Bird’s Eye Review: Last Days
Find it on Osprey’s site here
Stand alone product?
80s and 90s inspired zombie apocalpyse survival horror
Flexibility with narrative creation and control
Automatic zombie control
Simple campaign system
Character customization and growth
Anything you want. Model agnostic.
Suggested play area?
A 3’x3′ play area is recommended, but not strictly necessary.
Why would you be interested?
You are looking for a modern game that allows you to play the big “What If?” scenario that has been around the pop culture block a few times. There have been a few miniatures games based around this concept. Zed or Alive, Project Z, All Things Zombie, Twilight Creations Zombies!, are just some initial ones I can mention. They all, more or less, have their own approach and focus for their games that is not fully reflected in similar titles. For example, Zombies! focuses only on players vs zombies, no PVP. Some have fallen to the wayside for various reasons, and are no longer being supported, like Zed or Alive.
This particular iteration combines the “living vs dead” you normally expect and the “us vs them” warband/gang/roster/army/party/list/whatever you find in most other miniatures games. This is not intended to be the cooperative, kumbaya approach some films would have you believe in. This game is about looking out for “Number 1”, similar to some video games on the market presently.
You create and customize a group of survivors from a recent zombie apocalypse event. They can be ex-military, ne’er do wells, senior citizens with a grudge, whatever you want. You plant this group in a refuge from the world, an HQ, and then send them out to scavenge the modern wasteland. What happens from there is where the game takes place.
As far as mechanics for playing things out on the table, the basic idea is you use d6 for your dice, you roll, and then add a stat to the roll. If you meet or beat a predetermined target number you succeed. Sometimes you have to do some division, but it isn’t too major. If you have any experience with a miniatures game, this kind of action resolution will be pretty familiar. I perceive the system as being simple to understand and absorb; focused on quick resolutions and keeping the flow of the encounter’s story and the flow of the game. All this is with the goal of pushing around whatever miniatures you choose to use to complete the scenario tasks.

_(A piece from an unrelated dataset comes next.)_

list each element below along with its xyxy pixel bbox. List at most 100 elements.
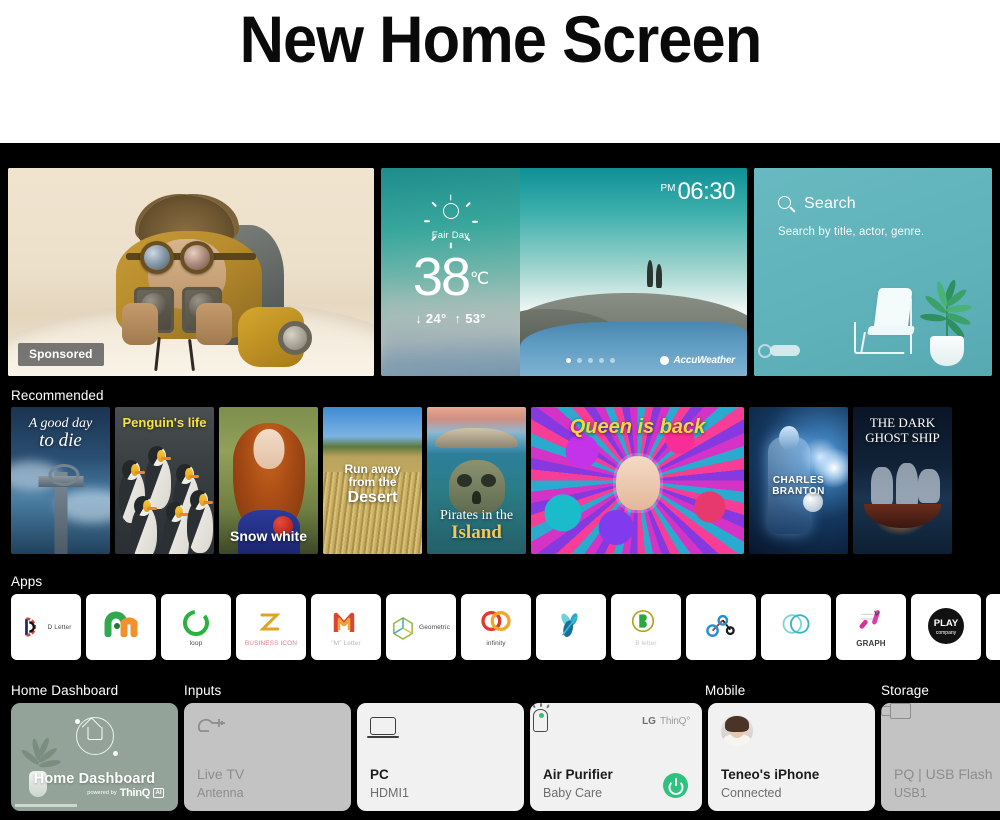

The scenarios are kind of what you would expect for flavor and guide you in a game. You can play without these guides easily enough. Actually, most of the scenarios revolve around collecting objective tokens, same as the non-scenario play teased early in the book. This helps lend the idea that this game was designed and intended to be a “Hey, let’s bash at each other while dodge mobile hazards.” kind of game, instead of a “tournament” style game. The scenarios help you tell a better narrative.
One scenario I have been scolded for not mentioning in my first draft (and rightly so) was the one focused on raiding another group’s Refuge. There’s something about interacting with another player’s traditionally non-interactive campaign perk that really energizes a player’s bloodlust, err… drive for narrative. So far, I think I have come across only two games, including this one, to really offer that.
You can use those little narratives to build a bigger one focused around the campaign system. It’s a pretty straightforward thing we have seen in many games previously. Individual models gain experience, your refuge can grow with a perk system, loot helps you fight later scenarios, repeat. It is up to you to figure out the “why” and the “where”.
Things that don’t impact the gameplay, but are noticed:
The first thing I noticed when starting to read this book was the tone. I really like the tone. If you have ever watched one of Ash’s YouTube videos, you know what I’m talking about. If I was given this, read it, and then was advised of the author, I would not be surprised at all. Now that I know he’s releasing his own written content, I bet I could identify his future content without prompting. He has a very distinct voice to his writing. I appreciated this. (Please note, he does not refer to anything being “his jam” or “bananas” anywhere in this book from what I can tell. So if you want one of his catch phrases, you’ll just have to wait for an expansion.)
I also appreciated the layout of the book. It makes sense and flows pretty well. I will probably keep it in mind when I think of future reviews and any suggestions I ever make to prospective writers. It might be the case that the book benefits from not having any real “fluff” to get in the way of rules and layout. I find that other books occasionally mix the two concepts in confusing manners. I’ve certainly been guilty of that before.
Give it a shot if you think zombie apocalypse and modern-style events appeals to you. You don’t need much you don’t already have. You can use tokens to represent zombies. You can use, as the book references at one point, tape on your kitchen table to represent the play area. You can use whatever miniatures you want. Just grab the book, grab the goods you’ve already got, and start seeing what kind of story you can tell. Acts of heroism or acts of selfish greed, who knows what you’ll come across in a zombie filled wasteland.